My point is this: I think many of the stated benefits of the alternate keyboard layouts make some big assumption about typing habits and the way the stresses/pressures are distributed across fingers and hands. I am not even sure how many of them are completely scientific and how many of them are based on anecdotal evidence. But I have yet to see an analysis of alternate keyboard layouts that take into account the various ways in which people type other than touch-typing. There also appears to be a universal assumption that touch-typing is the best way to type. I also would love to be pointed to studies that prove this scientifically. I certainly find using my strongest fingers to type a lot less stressful than touch-typing. It is not entirely error free, but occasional use of the backspace key won't bother most people using computers rather than typewriters.

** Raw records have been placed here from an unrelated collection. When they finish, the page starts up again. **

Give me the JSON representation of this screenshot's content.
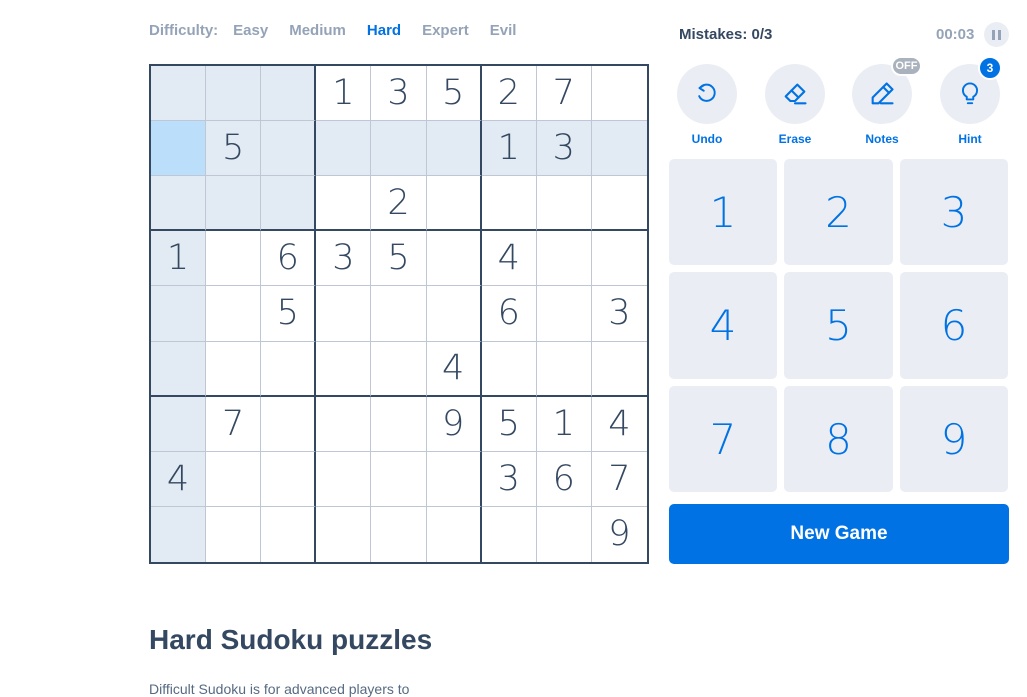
{
  "difficulty": {
    "label": "Difficulty:",
    "options": [
      "Easy",
      "Medium",
      "Hard",
      "Expert",
      "Evil"
    ],
    "selected": "Hard"
  },
  "status": {
    "mistakes": "Mistakes: 0/3",
    "timer": "00:03",
    "pause_icon": "pause-icon"
  },
  "board": {
    "rows": [
      [
        "",
        "",
        "",
        "1",
        "3",
        "5",
        "2",
        "7",
        ""
      ],
      [
        "",
        "5",
        "",
        "",
        "",
        "",
        "1",
        "3",
        ""
      ],
      [
        "",
        "",
        "",
        "",
        "2",
        "",
        "",
        "",
        ""
      ],
      [
        "1",
        "",
        "6",
        "3",
        "5",
        "",
        "4",
        "",
        ""
      ],
      [
        "",
        "",
        "5",
        "",
        "",
        "",
        "6",
        "",
        "3"
      ],
      [
        "",
        "",
        "",
        "",
        "",
        "4",
        "",
        "",
        ""
      ],
      [
        "",
        "7",
        "",
        "",
        "",
        "9",
        "5",
        "1",
        "4"
      ],
      [
        "4",
        "",
        "",
        "",
        "",
        "",
        "3",
        "6",
        "7"
      ],
      [
        "",
        "",
        "",
        "",
        "",
        "",
        "",
        "",
        "9"
      ]
    ],
    "selected_cell": {
      "row": 2,
      "col": 1
    },
    "colors": {
      "text": "#344861",
      "highlight": "#e2ebf3",
      "selected": "#bbdefb",
      "border": "#344861",
      "thin_border": "#bfc6d4"
    }
  },
  "tools": {
    "undo": {
      "label": "Undo",
      "icon": "undo-icon"
    },
    "erase": {
      "label": "Erase",
      "icon": "eraser-icon"
    },
    "notes": {
      "label": "Notes",
      "icon": "pencil-icon",
      "badge": "OFF"
    },
    "hint": {
      "label": "Hint",
      "icon": "lightbulb-icon",
      "badge": "3"
    }
  },
  "numpad": [
    "1",
    "2",
    "3",
    "4",
    "5",
    "6",
    "7",
    "8",
    "9"
  ],
  "new_game": "New Game",
  "content": {
    "heading": "Hard Sudoku puzzles",
    "description": "Difficult Sudoku is for advanced players to"
  },
  "colors": {
    "accent": "#0072e3",
    "muted": "#94a3b7",
    "button_bg": "#eaeef4"
  }
}
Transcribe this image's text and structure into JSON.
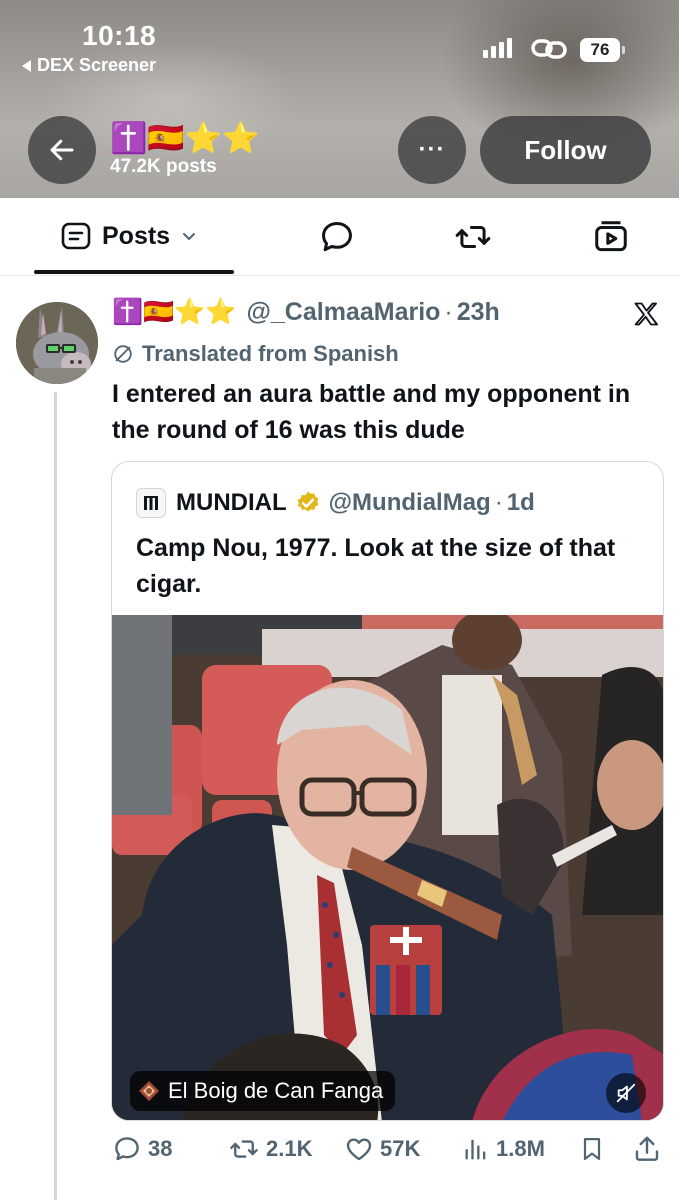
{
  "status_bar": {
    "time": "10:18",
    "back_app": "DEX Screener",
    "battery": "76"
  },
  "profile_header": {
    "name_emoji": "✝️🇪🇸⭐⭐",
    "posts_count": "47.2K posts",
    "more_label": "···",
    "follow_label": "Follow"
  },
  "tabs": {
    "posts_label": "Posts",
    "icons": [
      "replies-bubble-icon",
      "repost-icon",
      "media-video-icon"
    ]
  },
  "post": {
    "name_emoji": "✝️🇪🇸⭐⭐",
    "handle": "@_CalmaaMario",
    "separator": "·",
    "time": "23h",
    "translated": "Translated from Spanish",
    "text": "I entered an aura battle and my opponent in the round of 16 was this dude",
    "quote": {
      "name": "MUNDIAL",
      "handle": "@MundialMag",
      "separator": "·",
      "time": "1d",
      "text": "Camp Nou, 1977. Look at the size of that cigar.",
      "media_label": "El Boig de Can Fanga"
    },
    "actions": {
      "replies": "38",
      "reposts": "2.1K",
      "likes": "57K",
      "views": "1.8M"
    }
  },
  "colors": {
    "text_primary": "#0f1419",
    "text_secondary": "#536471",
    "border": "#cfd9de",
    "verified_gold": "#e2b719"
  }
}
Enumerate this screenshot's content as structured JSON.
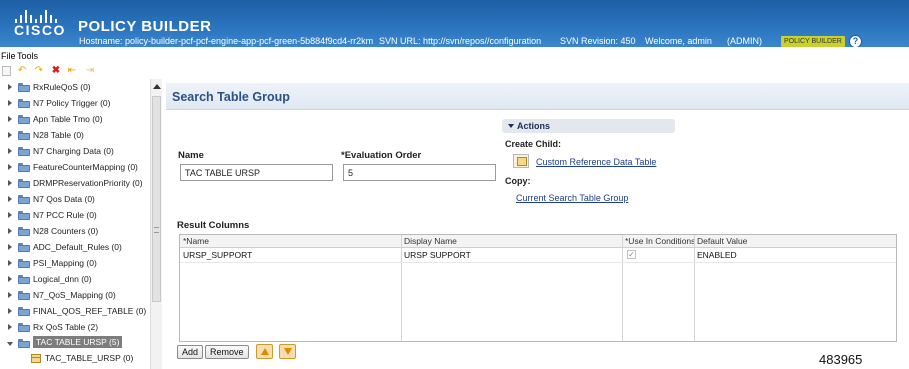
{
  "header": {
    "logo": "CISCO",
    "title": "POLICY BUILDER",
    "hostname": "Hostname: policy-builder-pcf-pcf-engine-app-pcf-green-5b884f9cd4-rr2km",
    "svn_url": "SVN URL: http://svn/repos//configuration",
    "svn_revision": "SVN Revision: 450",
    "welcome": "Welcome, admin",
    "role": "(ADMIN)",
    "badge": "POLICY BUILDER",
    "help_icon": "help-icon",
    "colors": {
      "header_blue": "#2a73bd",
      "badge": "#c8d12f"
    }
  },
  "menu": {
    "file": "File",
    "tools": "Tools"
  },
  "toolbar": {
    "icons": [
      "new-icon",
      "back-icon",
      "forward-icon",
      "delete-icon",
      "import-icon",
      "export-icon"
    ]
  },
  "tree": {
    "items": [
      {
        "label": "RxRuleQoS (0)"
      },
      {
        "label": "N7 Policy Trigger (0)"
      },
      {
        "label": "Apn Table Tmo (0)"
      },
      {
        "label": "N28 Table (0)"
      },
      {
        "label": "N7 Charging Data (0)"
      },
      {
        "label": "FeatureCounterMapping (0)"
      },
      {
        "label": "DRMPReservationPriority (0)"
      },
      {
        "label": "N7 Qos Data (0)"
      },
      {
        "label": "N7 PCC Rule (0)"
      },
      {
        "label": "N28 Counters (0)"
      },
      {
        "label": "ADC_Default_Rules (0)"
      },
      {
        "label": "PSI_Mapping (0)"
      },
      {
        "label": "Logical_dnn (0)"
      },
      {
        "label": "N7_QoS_Mapping (0)"
      },
      {
        "label": "FINAL_QOS_REF_TABLE (0)"
      },
      {
        "label": "Rx QoS Table (2)"
      },
      {
        "label": "TAC TABLE URSP (5)"
      },
      {
        "label": "TAC_TABLE_URSP (0)"
      }
    ]
  },
  "panel": {
    "title": "Search Table Group",
    "name_label": "Name",
    "name_value": "TAC TABLE URSP",
    "eval_label": "*Evaluation Order",
    "eval_value": "5",
    "actions_label": "Actions",
    "create_child_label": "Create Child:",
    "create_child_link": "Custom Reference Data Table",
    "copy_label": "Copy:",
    "copy_link": "Current Search Table Group",
    "result_columns_label": "Result Columns",
    "table": {
      "headers": [
        "*Name",
        "Display Name",
        "*Use In Conditions",
        "Default Value"
      ],
      "rows": [
        {
          "name": "URSP_SUPPORT",
          "display": "URSP SUPPORT",
          "use_in_conditions": true,
          "default": "ENABLED"
        }
      ]
    },
    "buttons": {
      "add": "Add",
      "remove": "Remove"
    }
  },
  "footer_code": "483965"
}
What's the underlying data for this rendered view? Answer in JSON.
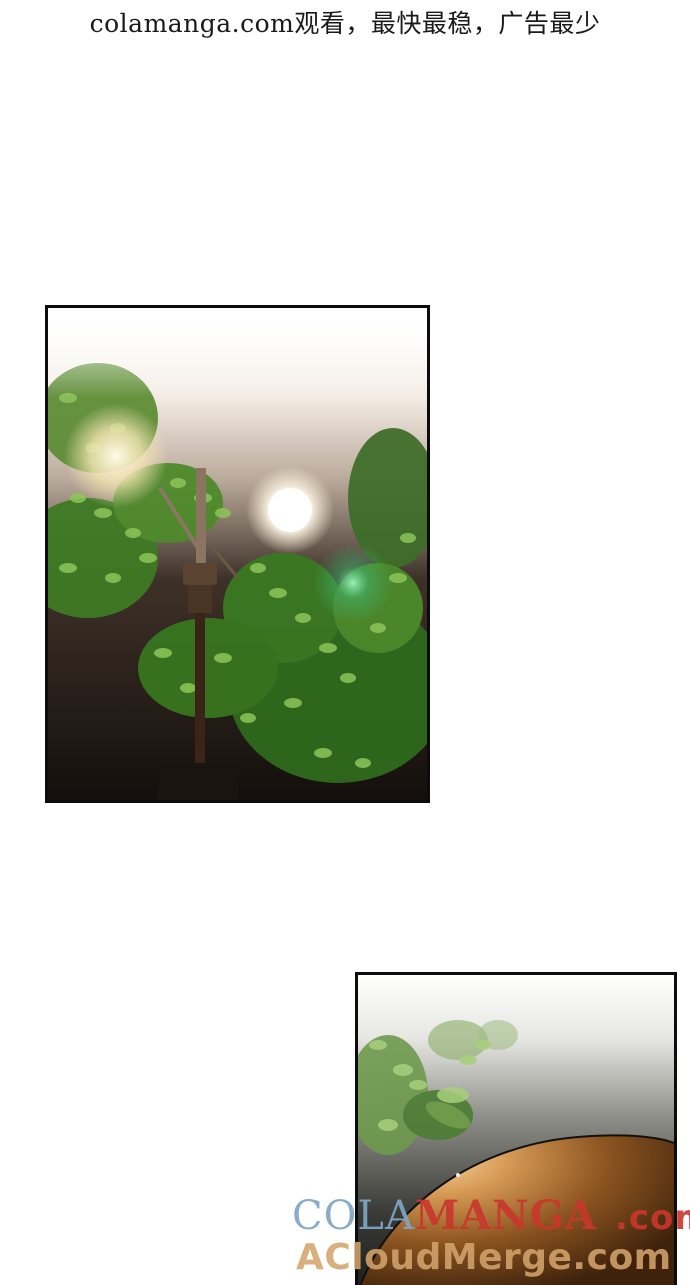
{
  "header": {
    "text": "colamanga.com观看，最快最稳，广告最少"
  },
  "panels": [
    {
      "id": "panel-1",
      "scene": "street-lamp-night"
    },
    {
      "id": "panel-2",
      "scene": "leaves-and-orange-orb"
    }
  ],
  "watermark": {
    "part_cola": "COLA",
    "part_manga": "MANGA",
    "part_com": ".com",
    "line2": "ACloudMerge.com"
  },
  "colors": {
    "background": "#ffffff",
    "panel_border": "#0c0c0c",
    "watermark_blue": "#7fa6c6",
    "watermark_red": "#c9372c",
    "watermark_tan": "#d3a46c"
  }
}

The poor qwerty layout receives little love from most people who have analyzed functional keyboard layouts and typing enthusiasts who have embraced alternate layouts; but it may be pertinent to note that there are millions of people across the world for whom qwerty is branded into their muscle memory after years of typing and who have learnt to work around its inefficiencies and disadvantages in spite of so many strong contenders to replace it with something better and more efficient over the decades. I think unlearning something as fundamental as typing technique is a bigger deal than people make it out to be.
My belief is that typing stress is relieved more by using ergonomic keyboard designs combined with mechanical keyswitches for tactile feedback and less force per keypress rather than the functional layout itself. Of course a lot of touch typists will disagree and I actually think both viewpoints are right at different levels.
So if you are going to learn an alternate functional layout, I think it is important to consider whether you are a touch-typist or not. I think many of the stated issues of qwerty are not fully relevant to people who do not touch type and that learning to touch type is a separate and non-trivial skill in itself, which combined with learning an alternative layout (a layout that takes full advantage of touch typing techniques). can be a stressful, daunting task with a high learning curve. For non-touch typists alternate keyboard layouts may not be beneficial enough to make the switch.